Die Türkei hat zusammen mit Ungarn Schwedens Bewerbung - die im Zuge der russischen Invasion in der Ukraine gestartet wurde - bisher aufgehalten, obwohl Erdogan Anfang des Monats sagte, er werde den NATO-Antrag des nordischen Landes dem Parlament vorlegen.

Die 57 Nationen umfassende Organisation für Islamische Zusammenarbeit brachte eine Resolution ein, die am 12. Juli im Menschenrechtsrat der Vereinten Nationen verabschiedet wurde und die Staaten auffordert, ihre Gesetze zu überprüfen, die die Verfolgung von "religiösem Hass" verhindern.

Die stellvertretende Ministerpräsidentin Ebba Busch von den Christdemokraten sagte Anfang des Monats, dass Schweden allein über seine Gesetzgebung entscheide und sich nicht von den Glaubensrichtungen oder Gesetzen anderer Länder beeinflussen lasse.

"Schweden beugt sich nicht dem Islamismus. Das Verbrennen von Schriften ist verwerflich, aber nicht illegal", twitterte sie am 7. Juli nach einer Koranverbrennung vor einer Stockholmer Moschee.

Eine mögliche Gesetzesänderung, die solche Handlungen illegal machen würde, ist auch deshalb höchst unwahrscheinlich, weil die Minderheitsregierung auf die Unterstützung der Schwedendemokraten angewiesen ist, der zweitgrößten Partei im Parlament nach den Wahlen im letzten Jahr, die einwanderungsfeindlich und islamkritisch ist.

"Die Schwedendemokraten haben die Einführung eines solchen Gesetzes in Schweden nicht in Erwägung gezogen und wir haben auch nicht die Absicht, ein solches Gesetz zu unterstützen, falls es im Parlament eingebracht wird", sagte Richard Jomshof, Parteisekretär der Schwedendemokraten, gegenüber Reuters in einer per E-Mail übermittelten Erklärung.

VIEL GLÜCK" BEI GESETZESÄNDERUNG

Koranverbrennungen sind in Schweden, Dänemark und Norwegen erlaubt, nicht aber im benachbarten Finnland, wo die Schändung heiliger Schriften in der Öffentlichkeit illegal ist. Schweden hatte ein ähnliches Gesetz, hat es aber in den 1970er Jahren abgeschafft.

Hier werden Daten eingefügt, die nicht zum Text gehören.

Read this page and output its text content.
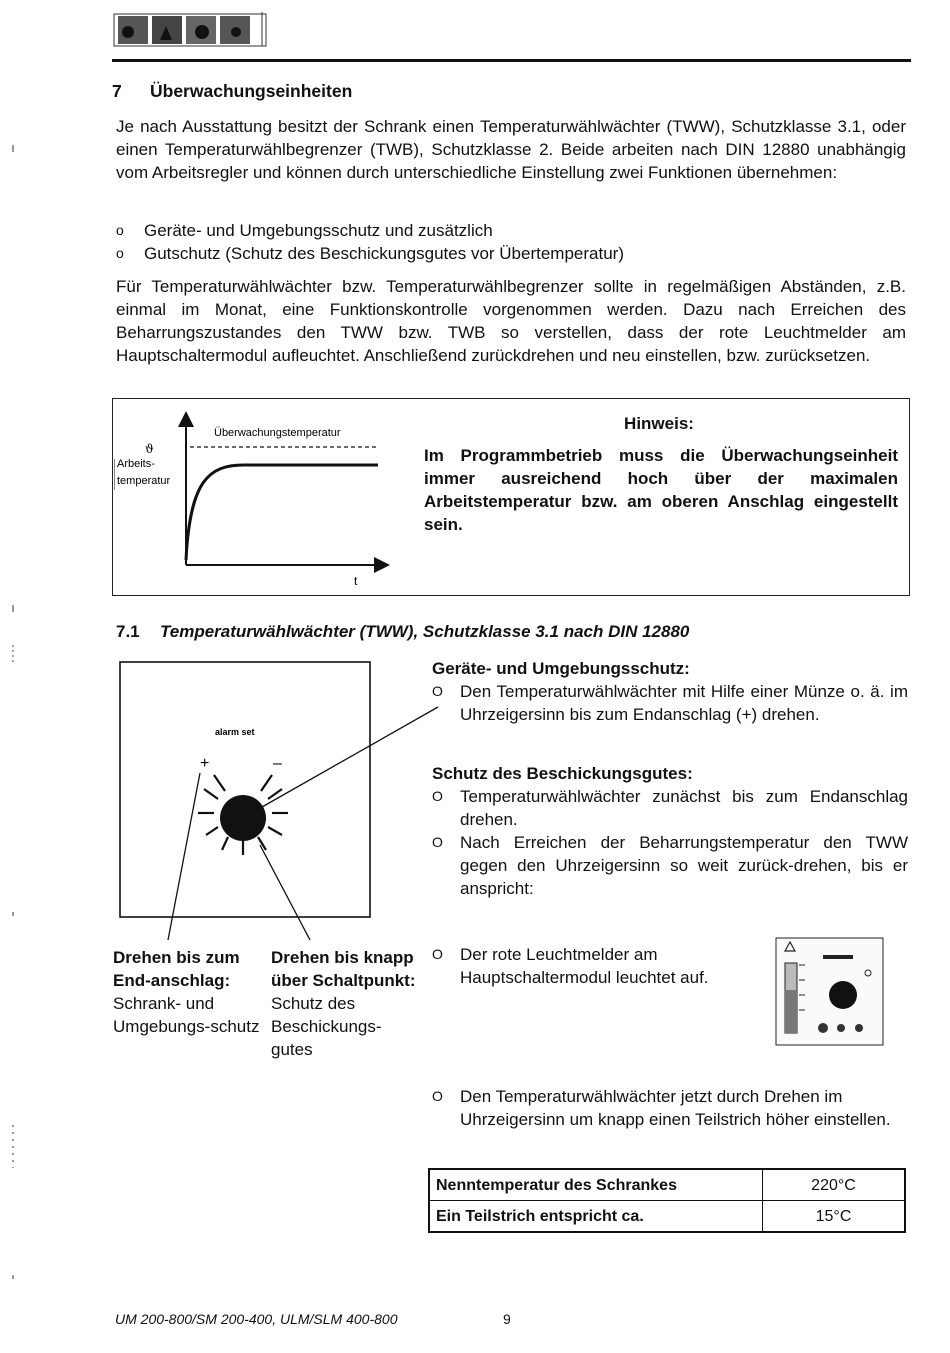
7 Überwachungseinheiten
Je nach Ausstattung besitzt der Schrank einen Temperaturwählwächter (TWW), Schutzklasse 3.1, oder einen Temperaturwählbegrenzer (TWB), Schutzklasse 2. Beide arbeiten nach DIN 12880 unabhängig vom Arbeitsregler und können durch unterschiedliche Einstellung zwei Funktionen übernehmen:
o Geräte- und Umgebungsschutz und zusätzlich
o Gutschutz (Schutz des Beschickungsgutes vor Übertemperatur)
Für Temperaturwählwächter bzw. Temperaturwählbegrenzer sollte in regelmäßigen Abständen, z.B. einmal im Monat, eine Funktionskontrolle vorgenommen werden. Dazu nach Erreichen des Beharrungszustandes den TWW bzw. TWB so verstellen, dass der rote Leuchtmelder am Hauptschaltermodul aufleuchtet. Anschließend zurückdrehen und neu einstellen, bzw. zurücksetzen.
Überwachungstemperatur
ϑ
Arbeits-
temperatur
t
Hinweis:
Im Programmbetrieb muss die Überwachungseinheit immer ausreichend hoch über der maximalen Arbeitstemperatur bzw. am oberen Anschlag eingestellt sein.
7.1 Temperaturwählwächter (TWW), Schutzklasse 3.1 nach DIN 12880
alarm set
+	–
Drehen bis zum End-anschlag:
Schrank- und Umgebungs-schutz
Drehen bis knapp über Schaltpunkt:
Schutz des Beschickungs-gutes
Geräte- und Umgebungsschutz:
O Den Temperaturwählwächter mit Hilfe einer Münze o. ä. im Uhrzeigersinn bis zum Endanschlag (+) drehen.
Schutz des Beschickungsgutes:
O Temperaturwählwächter zunächst bis zum Endanschlag drehen.
O Nach Erreichen der Beharrungstemperatur den TWW gegen den Uhrzeigersinn so weit zurück-drehen, bis er anspricht:
O Der rote Leuchtmelder am Hauptschaltermodul leuchtet auf.
O Den Temperaturwählwächter jetzt durch Drehen im Uhrzeigersinn um knapp einen Teilstrich höher einstellen.
Nenntemperatur des Schrankes	220°C
Ein Teilstrich entspricht ca.	15°C
UM 200-800/SM 200-400, ULM/SLM 400-800	9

In Schweden gibt es Gesetze, die Hassreden gegen ethnische, nationale und religiöse Gruppen und Menschen aufgrund ihrer sexuellen Orientierung verbieten. Die Verbrennung von heiligen Schriften wurde jedoch bisher nicht als Hassrede eingestuft, sondern als akzeptable Kritik betrachtet.

Der Journalist und Experte für Meinungsfreiheit, Nils Funcke, sagte, dass die von der Regierung vorgeschlagenen Änderungen des Gesetzes über die öffentliche Ordnung sehr schwer umzusetzen wären und wahrscheinlich mit der verfassungsmäßig geschützten Versammlungsfreiheit in Schweden kollidieren würden.

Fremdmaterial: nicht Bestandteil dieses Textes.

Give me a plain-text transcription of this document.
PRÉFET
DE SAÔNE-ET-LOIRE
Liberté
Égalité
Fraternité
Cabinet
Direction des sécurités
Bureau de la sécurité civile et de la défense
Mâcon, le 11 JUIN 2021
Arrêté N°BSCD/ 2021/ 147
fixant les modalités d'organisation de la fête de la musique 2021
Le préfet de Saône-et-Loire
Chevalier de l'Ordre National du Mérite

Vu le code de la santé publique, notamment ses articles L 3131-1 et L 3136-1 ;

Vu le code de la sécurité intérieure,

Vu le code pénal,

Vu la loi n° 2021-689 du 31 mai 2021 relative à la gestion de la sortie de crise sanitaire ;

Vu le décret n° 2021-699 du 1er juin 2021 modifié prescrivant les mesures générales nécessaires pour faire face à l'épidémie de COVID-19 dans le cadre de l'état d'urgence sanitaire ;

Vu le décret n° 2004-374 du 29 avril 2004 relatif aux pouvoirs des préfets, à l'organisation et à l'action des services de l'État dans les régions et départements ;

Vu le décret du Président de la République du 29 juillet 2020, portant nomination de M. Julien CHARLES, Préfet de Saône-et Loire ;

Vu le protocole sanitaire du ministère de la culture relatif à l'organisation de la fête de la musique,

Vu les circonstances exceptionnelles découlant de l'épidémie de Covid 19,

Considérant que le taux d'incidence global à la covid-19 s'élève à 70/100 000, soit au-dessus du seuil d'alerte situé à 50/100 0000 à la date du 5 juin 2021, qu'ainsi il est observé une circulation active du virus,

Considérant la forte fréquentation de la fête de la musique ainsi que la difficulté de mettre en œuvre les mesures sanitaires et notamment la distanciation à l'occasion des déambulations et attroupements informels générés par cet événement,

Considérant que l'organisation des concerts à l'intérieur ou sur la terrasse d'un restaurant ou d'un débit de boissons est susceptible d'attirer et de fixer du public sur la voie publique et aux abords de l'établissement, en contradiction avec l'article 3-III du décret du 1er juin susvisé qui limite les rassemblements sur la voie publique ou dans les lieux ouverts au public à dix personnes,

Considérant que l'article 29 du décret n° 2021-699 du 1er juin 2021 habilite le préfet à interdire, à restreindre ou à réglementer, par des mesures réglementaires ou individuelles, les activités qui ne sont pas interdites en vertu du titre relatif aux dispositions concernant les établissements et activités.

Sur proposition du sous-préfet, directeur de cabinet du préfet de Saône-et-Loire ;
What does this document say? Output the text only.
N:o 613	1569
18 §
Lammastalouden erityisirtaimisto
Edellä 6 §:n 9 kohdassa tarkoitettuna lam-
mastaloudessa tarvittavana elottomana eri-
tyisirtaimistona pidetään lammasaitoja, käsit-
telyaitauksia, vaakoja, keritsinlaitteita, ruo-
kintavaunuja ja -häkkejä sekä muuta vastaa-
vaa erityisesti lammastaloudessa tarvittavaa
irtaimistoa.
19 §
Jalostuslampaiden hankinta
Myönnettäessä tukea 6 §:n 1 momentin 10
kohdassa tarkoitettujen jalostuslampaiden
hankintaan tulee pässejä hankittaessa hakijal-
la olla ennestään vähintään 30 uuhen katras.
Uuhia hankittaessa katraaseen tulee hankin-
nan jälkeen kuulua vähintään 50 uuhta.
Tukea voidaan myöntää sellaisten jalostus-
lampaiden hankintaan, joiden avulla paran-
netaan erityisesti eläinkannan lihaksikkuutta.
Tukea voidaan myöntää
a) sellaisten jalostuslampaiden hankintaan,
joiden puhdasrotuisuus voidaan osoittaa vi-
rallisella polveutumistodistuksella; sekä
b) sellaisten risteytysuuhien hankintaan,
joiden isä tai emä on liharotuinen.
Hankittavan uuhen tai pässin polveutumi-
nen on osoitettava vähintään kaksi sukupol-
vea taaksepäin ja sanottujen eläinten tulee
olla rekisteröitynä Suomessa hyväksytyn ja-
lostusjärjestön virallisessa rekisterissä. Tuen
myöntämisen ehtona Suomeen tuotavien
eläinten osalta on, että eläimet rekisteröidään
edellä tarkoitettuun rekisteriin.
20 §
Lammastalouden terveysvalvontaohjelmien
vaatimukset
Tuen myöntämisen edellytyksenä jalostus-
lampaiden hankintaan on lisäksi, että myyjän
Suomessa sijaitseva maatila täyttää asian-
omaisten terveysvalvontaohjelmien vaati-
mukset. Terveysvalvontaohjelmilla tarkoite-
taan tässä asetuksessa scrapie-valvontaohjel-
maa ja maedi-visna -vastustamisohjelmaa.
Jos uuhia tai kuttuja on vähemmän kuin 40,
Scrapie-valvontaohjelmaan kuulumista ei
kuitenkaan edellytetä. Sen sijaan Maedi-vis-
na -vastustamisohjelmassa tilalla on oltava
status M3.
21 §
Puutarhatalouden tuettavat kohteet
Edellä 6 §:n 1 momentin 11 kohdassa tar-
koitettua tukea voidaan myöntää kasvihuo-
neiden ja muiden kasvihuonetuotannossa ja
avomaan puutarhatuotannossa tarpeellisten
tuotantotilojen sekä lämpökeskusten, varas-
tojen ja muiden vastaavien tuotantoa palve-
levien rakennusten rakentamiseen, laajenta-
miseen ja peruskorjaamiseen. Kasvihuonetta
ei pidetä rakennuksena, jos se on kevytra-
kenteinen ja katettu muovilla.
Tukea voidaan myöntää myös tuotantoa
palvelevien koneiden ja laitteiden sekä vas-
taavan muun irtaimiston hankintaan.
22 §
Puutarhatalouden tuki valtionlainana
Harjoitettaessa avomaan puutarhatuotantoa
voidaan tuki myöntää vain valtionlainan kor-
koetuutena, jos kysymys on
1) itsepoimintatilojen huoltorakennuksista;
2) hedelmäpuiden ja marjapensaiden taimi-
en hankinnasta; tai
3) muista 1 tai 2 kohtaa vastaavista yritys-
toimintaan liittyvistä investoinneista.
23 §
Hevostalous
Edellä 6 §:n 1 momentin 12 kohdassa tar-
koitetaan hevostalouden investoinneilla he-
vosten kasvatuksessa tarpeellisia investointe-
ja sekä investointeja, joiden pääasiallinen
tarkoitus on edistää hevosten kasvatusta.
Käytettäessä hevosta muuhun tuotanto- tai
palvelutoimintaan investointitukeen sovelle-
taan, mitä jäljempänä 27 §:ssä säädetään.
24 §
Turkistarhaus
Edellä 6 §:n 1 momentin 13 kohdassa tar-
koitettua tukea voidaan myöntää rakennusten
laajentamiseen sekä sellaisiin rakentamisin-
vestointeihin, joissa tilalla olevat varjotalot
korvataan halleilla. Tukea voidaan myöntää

"Viel Glück beim Verfassen eines solchen Gesetzes. Es wird nicht mehr viele Demonstrationen geben, wenn wir auf die Drohungen extremistischer Organisationen in Ländern wie dem Iran oder dem Irak hören", sagte er gegenüber Reuters.

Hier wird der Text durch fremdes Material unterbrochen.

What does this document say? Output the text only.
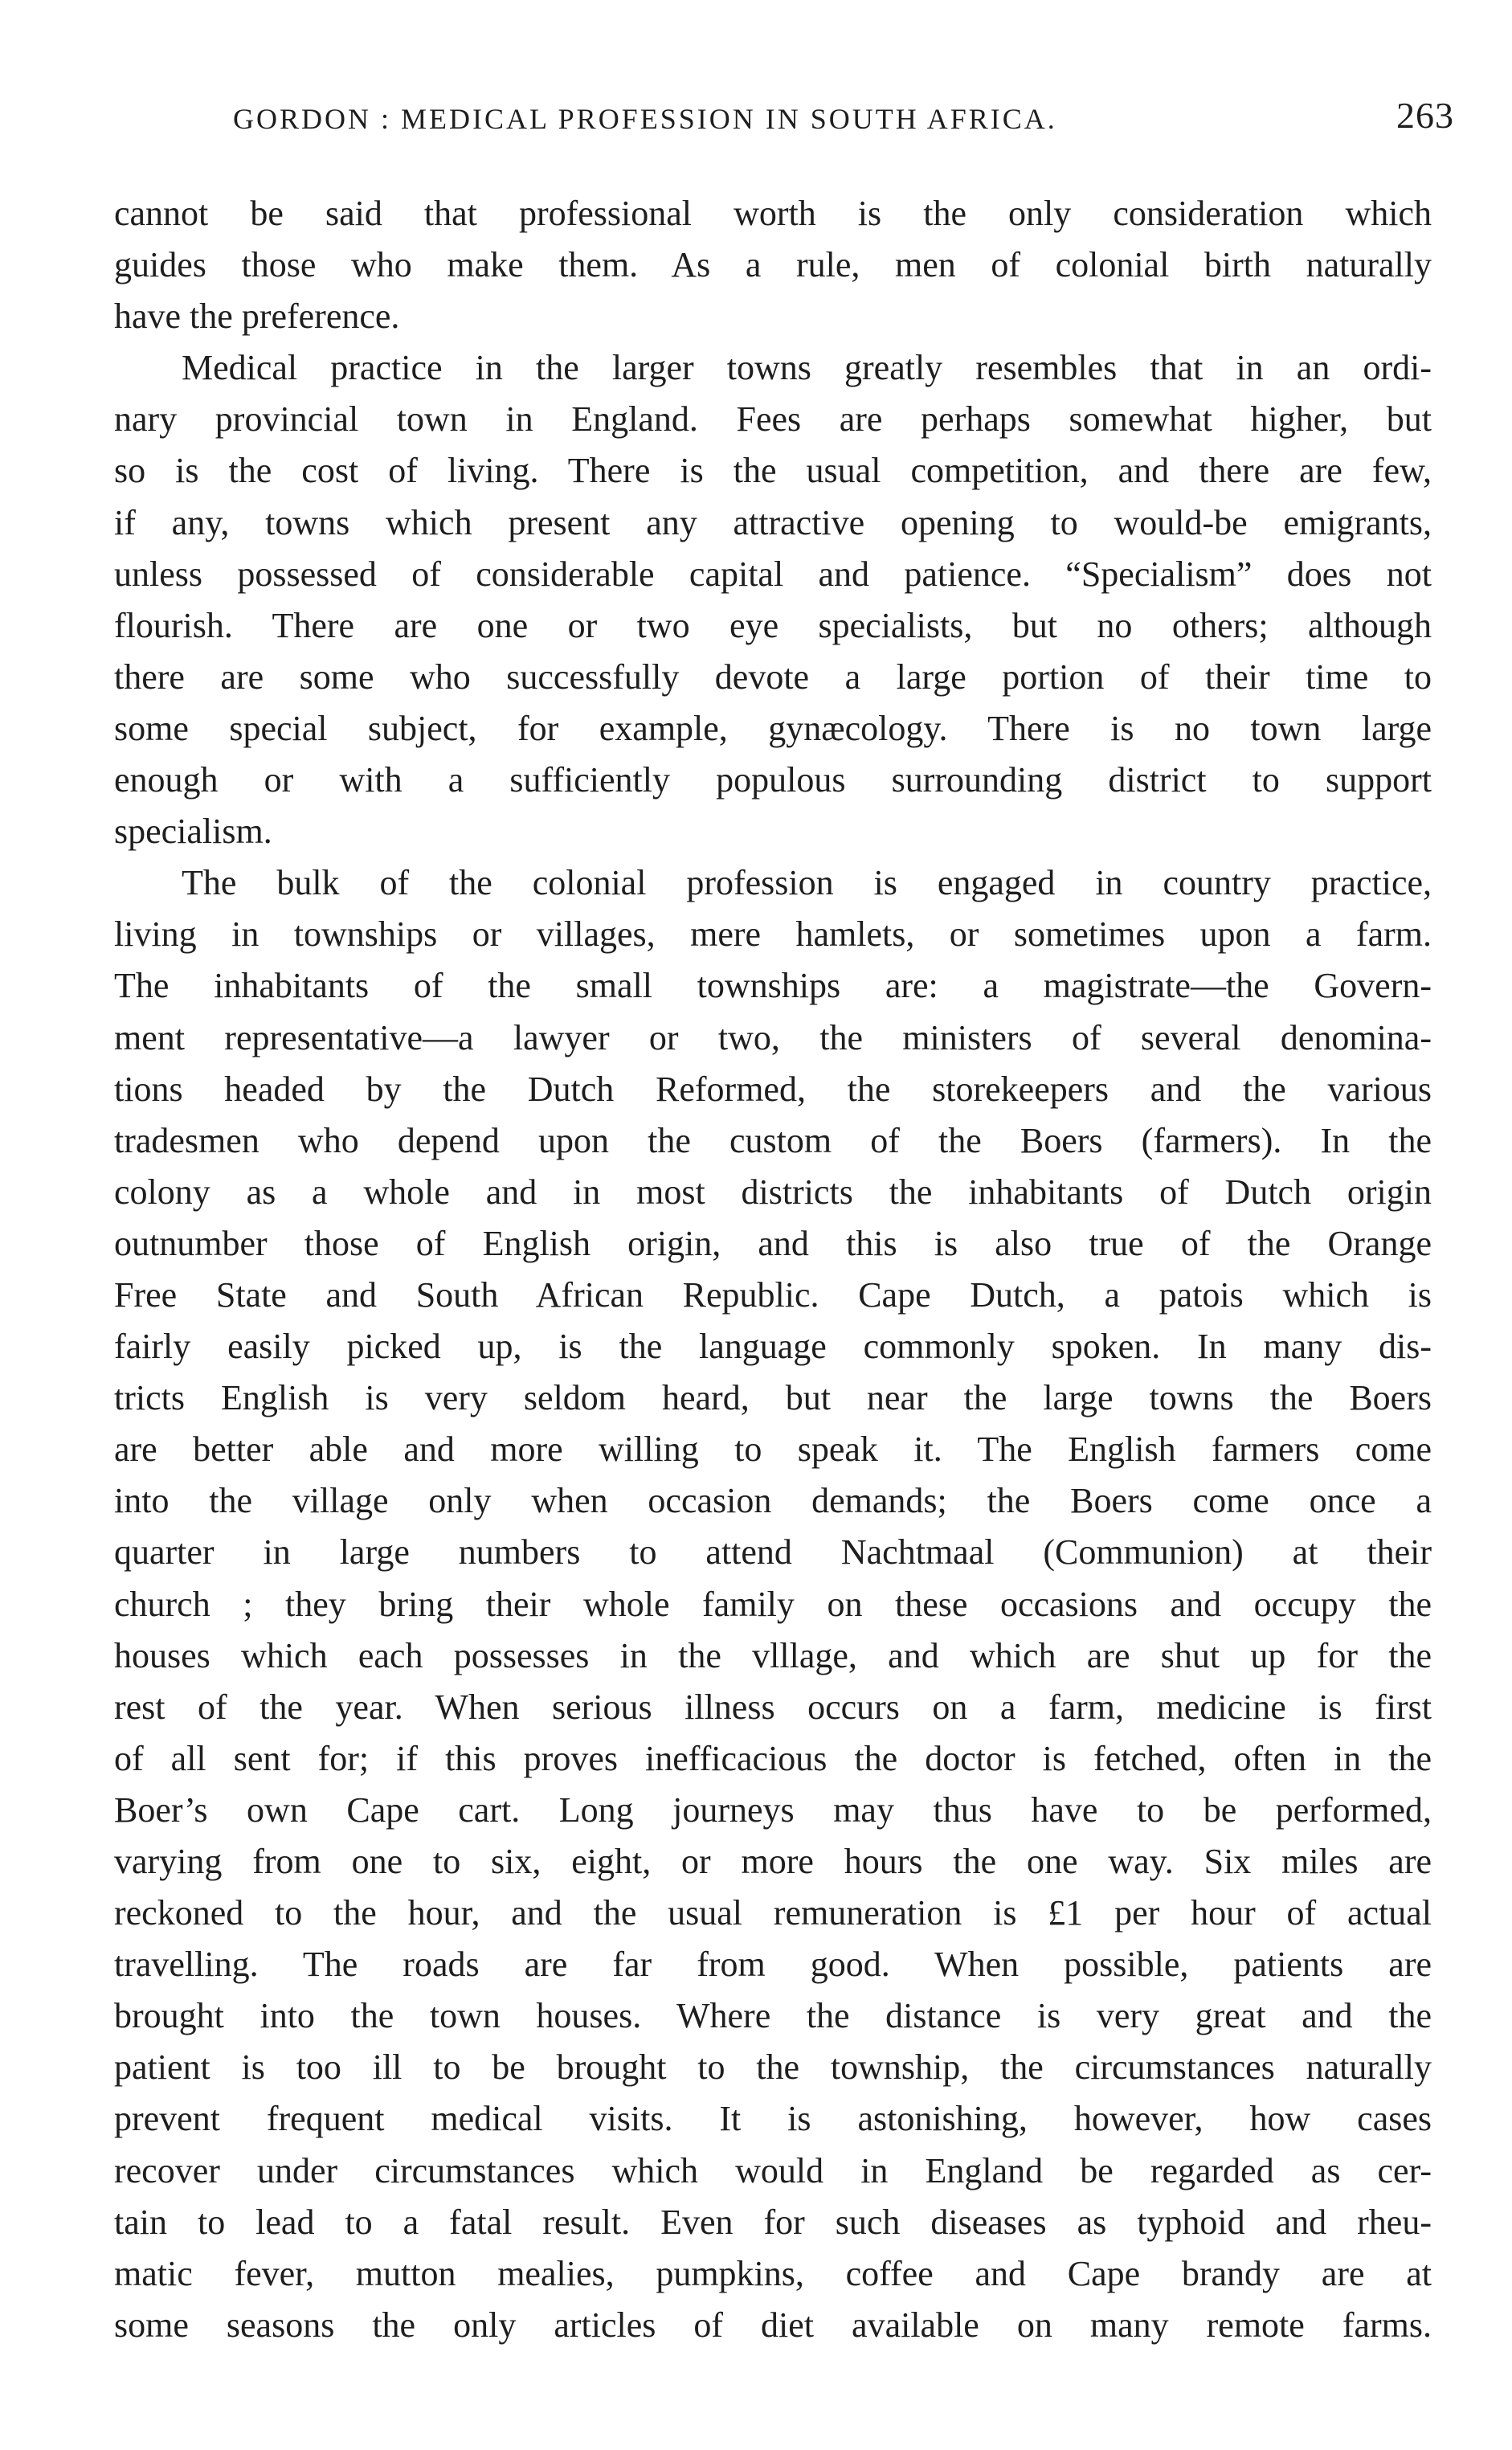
GORDON : MEDICAL PROFESSION IN SOUTH AFRICA.	263
cannot be said that professional worth is the only consideration which
guides those who make them. As a rule, men of colonial birth naturally
have the preference.
Medical practice in the larger towns greatly resembles that in an ordi-
nary provincial town in England. Fees are perhaps somewhat higher, but
so is the cost of living. There is the usual competition, and there are few,
if any, towns which present any attractive opening to would-be emigrants,
unless possessed of considerable capital and patience. “Specialism” does not
flourish. There are one or two eye specialists, but no others; although
there are some who successfully devote a large portion of their time to
some special subject, for example, gynæcology. There is no town large
enough or with a sufficiently populous surrounding district to support
specialism.
The bulk of the colonial profession is engaged in country practice,
living in townships or villages, mere hamlets, or sometimes upon a farm.
The inhabitants of the small townships are: a magistrate—the Govern-
ment representative—a lawyer or two, the ministers of several denomina-
tions headed by the Dutch Reformed, the storekeepers and the various
tradesmen who depend upon the custom of the Boers (farmers). In the
colony as a whole and in most districts the inhabitants of Dutch origin
outnumber those of English origin, and this is also true of the Orange
Free State and South African Republic. Cape Dutch, a patois which is
fairly easily picked up, is the language commonly spoken. In many dis-
tricts English is very seldom heard, but near the large towns the Boers
are better able and more willing to speak it. The English farmers come
into the village only when occasion demands; the Boers come once a
quarter in large numbers to attend Nachtmaal (Communion) at their
church ; they bring their whole family on these occasions and occupy the
houses which each possesses in the vlllage, and which are shut up for the
rest of the year. When serious illness occurs on a farm, medicine is first
of all sent for; if this proves inefficacious the doctor is fetched, often in the
Boer’s own Cape cart. Long journeys may thus have to be performed,
varying from one to six, eight, or more hours the one way. Six miles are
reckoned to the hour, and the usual remuneration is £1 per hour of actual
travelling. The roads are far from good. When possible, patients are
brought into the town houses. Where the distance is very great and the
patient is too ill to be brought to the township, the circumstances naturally
prevent frequent medical visits. It is astonishing, however, how cases
recover under circumstances which would in England be regarded as cer-
tain to lead to a fatal result. Even for such diseases as typhoid and rheu-
matic fever, mutton mealies, pumpkins, coffee and Cape brandy are at
some seasons the only articles of diet available on many remote farms.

"Und wie soll man gegen jemanden wie (den russischen Präsidenten Wladimir) Putin demonstrieren können? Das würde sicherlich die Sicherheit Schwedens gefährden", fügte er hinzu.

Eine Gallup-Umfrage aus dem Jahr 2022 ergab, dass Schweden das Land mit dem höchsten Prozentsatz an Bürgern ist, die nicht an Gott glauben. Schweden hat in den 1970er Jahren Gesetze abgeschafft, die es unter Strafe stellten, die Religion und das Königshaus zu kritisieren oder zu verspotten.

"Das ist unsere Tradition", sagte Funcke gegenüber Reuters. "Das Argument war, dass es keinen Grund gab, die Religion vor Kritik zu schützen, wenn alle anderen Bereiche der Gesellschaft frei diskutiert werden können", sagte er.